Attracted by the Hare Krishnas
Walking along Middle Abbey Street on a cold January Saturday, I passed the door of the Hare Krishna Temple. There was almost a temptation to go in and say ‘hello.’ They would be considerably more pleasant than those who now stand in O’Connell Street haranguing passers-by
The Hare Krishna people were always very distinctive: saffron trousers, white tops, short pigtails tieds at the back, drums and finger cymbals.
The Hare Krishna people were frowned upon by two men with whom I once shared a house. They went on to be Hindu monks for a while, before one returned to social work, Catholicism, and got married, and the other went to work for an insurance company.

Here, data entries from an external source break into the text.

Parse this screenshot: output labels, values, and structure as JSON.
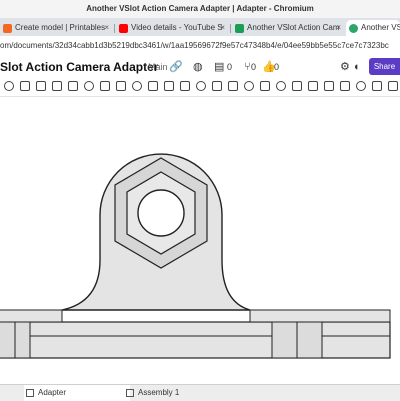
{
  "window": {
    "title": "Another VSlot Action Camera Adapter | Adapter - Chromium"
  },
  "tabs": [
    {
      "label": "Create model | Printables",
      "favicon_color": "#f26722"
    },
    {
      "label": "Video details - YouTube S",
      "favicon_color": "#ff0000"
    },
    {
      "label": "Another VSlot Action Cam",
      "favicon_color": "#1a9e55"
    },
    {
      "label": "Another VSlot",
      "favicon_color": "#2ea56b"
    }
  ],
  "address": {
    "url": "om/documents/32d34cabb1d3b5219dbc3461/w/1aa19569672f9e57c47348b4/e/04ee59bb5e55c7ce7c7323bc"
  },
  "document": {
    "title": "Slot Action Camera Adapter",
    "branch": "Main",
    "versions_count": "0",
    "branches_count": "0",
    "likes_count": "0",
    "share_label": "Share"
  },
  "bottom_tabs": [
    {
      "label": "Adapter",
      "active": true
    },
    {
      "label": "Assembly 1",
      "active": false
    }
  ],
  "colors": {
    "accent": "#5b3cc4",
    "part_fill": "#e4e4e4",
    "outline": "#222222"
  }
}
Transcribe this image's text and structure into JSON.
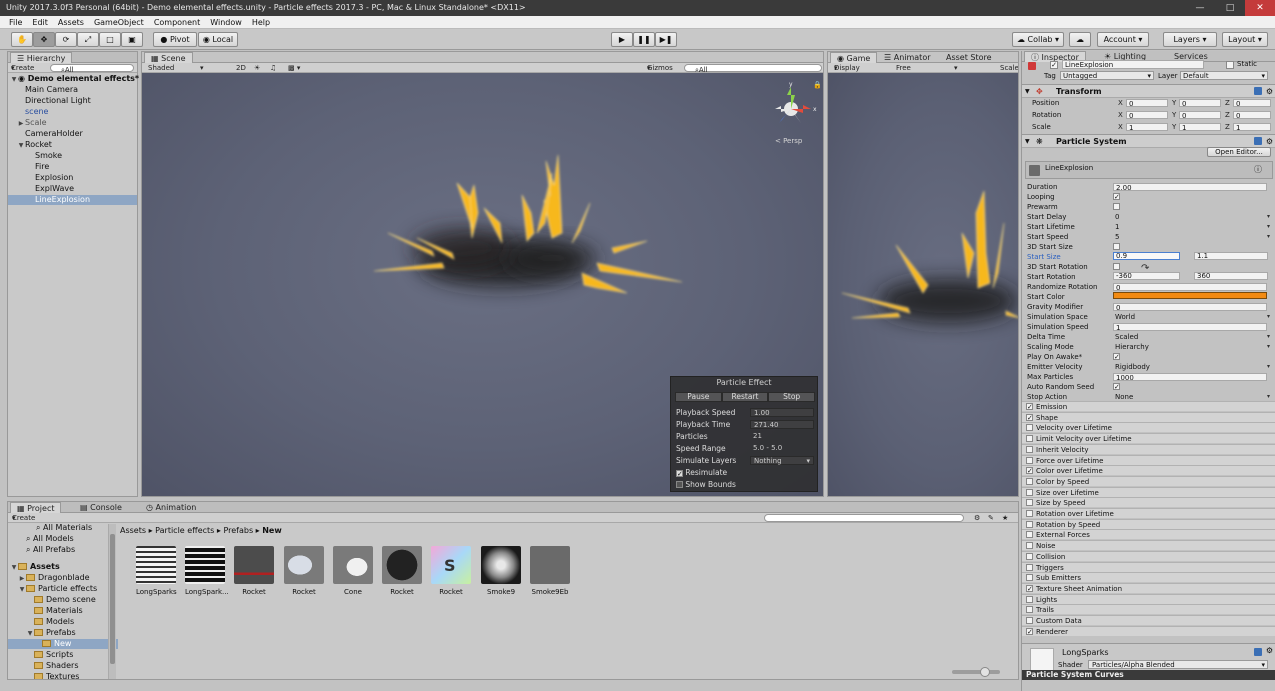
{
  "window": {
    "title": "Unity 2017.3.0f3 Personal (64bit) - Demo elemental effects.unity - Particle effects 2017.3 - PC, Mac & Linux Standalone* <DX11>"
  },
  "menu": [
    "File",
    "Edit",
    "Assets",
    "GameObject",
    "Component",
    "Window",
    "Help"
  ],
  "toolbar": {
    "pivot": "Pivot",
    "local": "Local",
    "collab": "Collab",
    "account": "Account",
    "layers": "Layers",
    "layout": "Layout"
  },
  "hierarchy": {
    "tab": "Hierarchy",
    "create": "Create",
    "search": "⌕All",
    "items": [
      {
        "label": "Demo elemental effects*"
      },
      {
        "label": "Main Camera"
      },
      {
        "label": "Directional Light"
      },
      {
        "label": "scene"
      },
      {
        "label": "Scale"
      },
      {
        "label": "CameraHolder"
      },
      {
        "label": "Rocket"
      },
      {
        "label": "Smoke"
      },
      {
        "label": "Fire"
      },
      {
        "label": "Explosion"
      },
      {
        "label": "ExplWave"
      },
      {
        "label": "LineExplosion"
      }
    ]
  },
  "scene": {
    "tab": "Scene",
    "shaded": "Shaded",
    "mode2d": "2D",
    "gizmos": "Gizmos",
    "search": "⌕All",
    "persp": "< Persp"
  },
  "game": {
    "tabs": [
      "Game",
      "Animator",
      "Asset Store"
    ],
    "display": "Display 1",
    "aspect": "Free Aspect",
    "scale": "Scale"
  },
  "particle_effect": {
    "title": "Particle Effect",
    "pause": "Pause",
    "restart": "Restart",
    "stop": "Stop",
    "rows": [
      {
        "label": "Playback Speed",
        "value": "1.00"
      },
      {
        "label": "Playback Time",
        "value": "271.40"
      },
      {
        "label": "Particles",
        "value": "21"
      },
      {
        "label": "Speed Range",
        "value": "5.0 - 5.0"
      },
      {
        "label": "Simulate Layers",
        "value": "Nothing"
      }
    ],
    "resimulate": "Resimulate",
    "show_bounds": "Show Bounds"
  },
  "inspector": {
    "tabs": [
      "Inspector",
      "Lighting",
      "Services"
    ],
    "object_name": "LineExplosion",
    "static": "Static",
    "tag_label": "Tag",
    "tag": "Untagged",
    "layer_label": "Layer",
    "layer": "Default",
    "transform": {
      "title": "Transform",
      "rows": [
        {
          "label": "Position",
          "x": "0",
          "y": "0",
          "z": "0"
        },
        {
          "label": "Rotation",
          "x": "0",
          "y": "0",
          "z": "0"
        },
        {
          "label": "Scale",
          "x": "1",
          "y": "1",
          "z": "1"
        }
      ]
    },
    "particle_system": {
      "title": "Particle System",
      "open_editor": "Open Editor...",
      "name": "LineExplosion",
      "start_size": "0.9",
      "start_size_max": "1.1",
      "start_rotation_min": "-360",
      "start_rotation_max": "360",
      "rows": [
        {
          "label": "Duration",
          "value": "2.00"
        },
        {
          "label": "Looping",
          "value": "✓"
        },
        {
          "label": "Prewarm",
          "value": ""
        },
        {
          "label": "Start Delay",
          "value": "0"
        },
        {
          "label": "Start Lifetime",
          "value": "1"
        },
        {
          "label": "Start Speed",
          "value": "5"
        },
        {
          "label": "3D Start Size",
          "value": ""
        },
        {
          "label": "Start Size",
          "value": ""
        },
        {
          "label": "3D Start Rotation",
          "value": ""
        },
        {
          "label": "Start Rotation",
          "value": ""
        },
        {
          "label": "Randomize Rotation",
          "value": "0"
        },
        {
          "label": "Start Color",
          "value": ""
        },
        {
          "label": "Gravity Modifier",
          "value": "0"
        },
        {
          "label": "Simulation Space",
          "value": "World"
        },
        {
          "label": "Simulation Speed",
          "value": "1"
        },
        {
          "label": "Delta Time",
          "value": "Scaled"
        },
        {
          "label": "Scaling Mode",
          "value": "Hierarchy"
        },
        {
          "label": "Play On Awake*",
          "value": "✓"
        },
        {
          "label": "Emitter Velocity",
          "value": "Rigidbody"
        },
        {
          "label": "Max Particles",
          "value": "1000"
        },
        {
          "label": "Auto Random Seed",
          "value": "✓"
        },
        {
          "label": "Stop Action",
          "value": "None"
        }
      ],
      "modules": [
        {
          "label": "Emission",
          "on": true
        },
        {
          "label": "Shape",
          "on": true
        },
        {
          "label": "Velocity over Lifetime",
          "on": false
        },
        {
          "label": "Limit Velocity over Lifetime",
          "on": false
        },
        {
          "label": "Inherit Velocity",
          "on": false
        },
        {
          "label": "Force over Lifetime",
          "on": false
        },
        {
          "label": "Color over Lifetime",
          "on": true
        },
        {
          "label": "Color by Speed",
          "on": false
        },
        {
          "label": "Size over Lifetime",
          "on": false
        },
        {
          "label": "Size by Speed",
          "on": false
        },
        {
          "label": "Rotation over Lifetime",
          "on": false
        },
        {
          "label": "Rotation by Speed",
          "on": false
        },
        {
          "label": "External Forces",
          "on": false
        },
        {
          "label": "Noise",
          "on": false
        },
        {
          "label": "Collision",
          "on": false
        },
        {
          "label": "Triggers",
          "on": false
        },
        {
          "label": "Sub Emitters",
          "on": false
        },
        {
          "label": "Texture Sheet Animation",
          "on": true
        },
        {
          "label": "Lights",
          "on": false
        },
        {
          "label": "Trails",
          "on": false
        },
        {
          "label": "Custom Data",
          "on": false
        },
        {
          "label": "Renderer",
          "on": true
        }
      ]
    },
    "material": {
      "name": "LongSparks",
      "shader_label": "Shader",
      "shader": "Particles/Alpha Blended"
    },
    "curves": "Particle System Curves"
  },
  "project": {
    "tabs": [
      "Project",
      "Console",
      "Animation"
    ],
    "create": "Create",
    "breadcrumb": [
      "Assets",
      "Particle effects",
      "Prefabs",
      "New"
    ],
    "tree": [
      {
        "label": "All Materials"
      },
      {
        "label": "All Models"
      },
      {
        "label": "All Prefabs"
      },
      {
        "label": "Assets"
      },
      {
        "label": "Dragonblade"
      },
      {
        "label": "Particle effects"
      },
      {
        "label": "Demo scene"
      },
      {
        "label": "Materials"
      },
      {
        "label": "Models"
      },
      {
        "label": "Prefabs"
      },
      {
        "label": "New"
      },
      {
        "label": "Scripts"
      },
      {
        "label": "Shaders"
      },
      {
        "label": "Textures"
      }
    ],
    "assets": [
      {
        "name": "LongSparks"
      },
      {
        "name": "LongSpark..."
      },
      {
        "name": "Rocket"
      },
      {
        "name": "Rocket"
      },
      {
        "name": "Cone"
      },
      {
        "name": "Rocket"
      },
      {
        "name": "Rocket"
      },
      {
        "name": "Smoke9"
      },
      {
        "name": "Smoke9Eb"
      }
    ]
  },
  "colors": {
    "accent": "#8ea6c4",
    "start_color": "#f28a12"
  }
}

I think they regarded the Hare Krishna crowd as insufficiently serious, or perhaps it was the other way round and they thought them too extreme; it was all beyond my comprehension, (much like the church is to most people).
The Hare Krishna people provide a bit of colour in an otherwise fairly monotone Ireland. There’s not much in the way of the esoteric in Ireland. There’s a low and dull Roman Catholicism, that doesn’t compare with the music and the liturgy of their counterparts in many parts of Europe – not for Ireland the Baroque churches and Mozart masses of Austria – and there is an even lower and even more dull Protestant tradition.
What about a bit of variety? England is full of all sorts of esoteric groups, well, Somerset is, anyway. The sort of people who believe in crystals and pyramids and ley lines and rebirthing. Maybe it is mostly fruitcake stuff, but it is different.
What do we have in Ireland by way of the esoteric?
There are the Freemasons, but their stuff is all on the Internet anyway and wandering around with rolled up trouser legs, a noose around your neck, while muttering strange oaths is hardly very imaginative. On the Catholic side, there are people who see apparitions in tree trunks or hear voices from heaven.
Christian tradition is full of a sense of the numinous, a sense of sacredness, a sense of moments and places that are in some way other than ordinary life; such a sense seems to have disappeared. Even the new churches offer no such experience, they seem filled with wannabe rock musicians and preachers who think repeating propositions is a convincing form of argument. Perhaps the loss of the old liturgies, the Latin Mass, the Elizabethan Prayer book, represented a recognition that a sense of the sacred, a sense of difference, had gone.
There are few opportunities now of finding that which is different; few things equivalent to the sort of thinking that would make you dress up in baggy saffron trousers and go dancing down the street singing, ‘Hare Krishna’.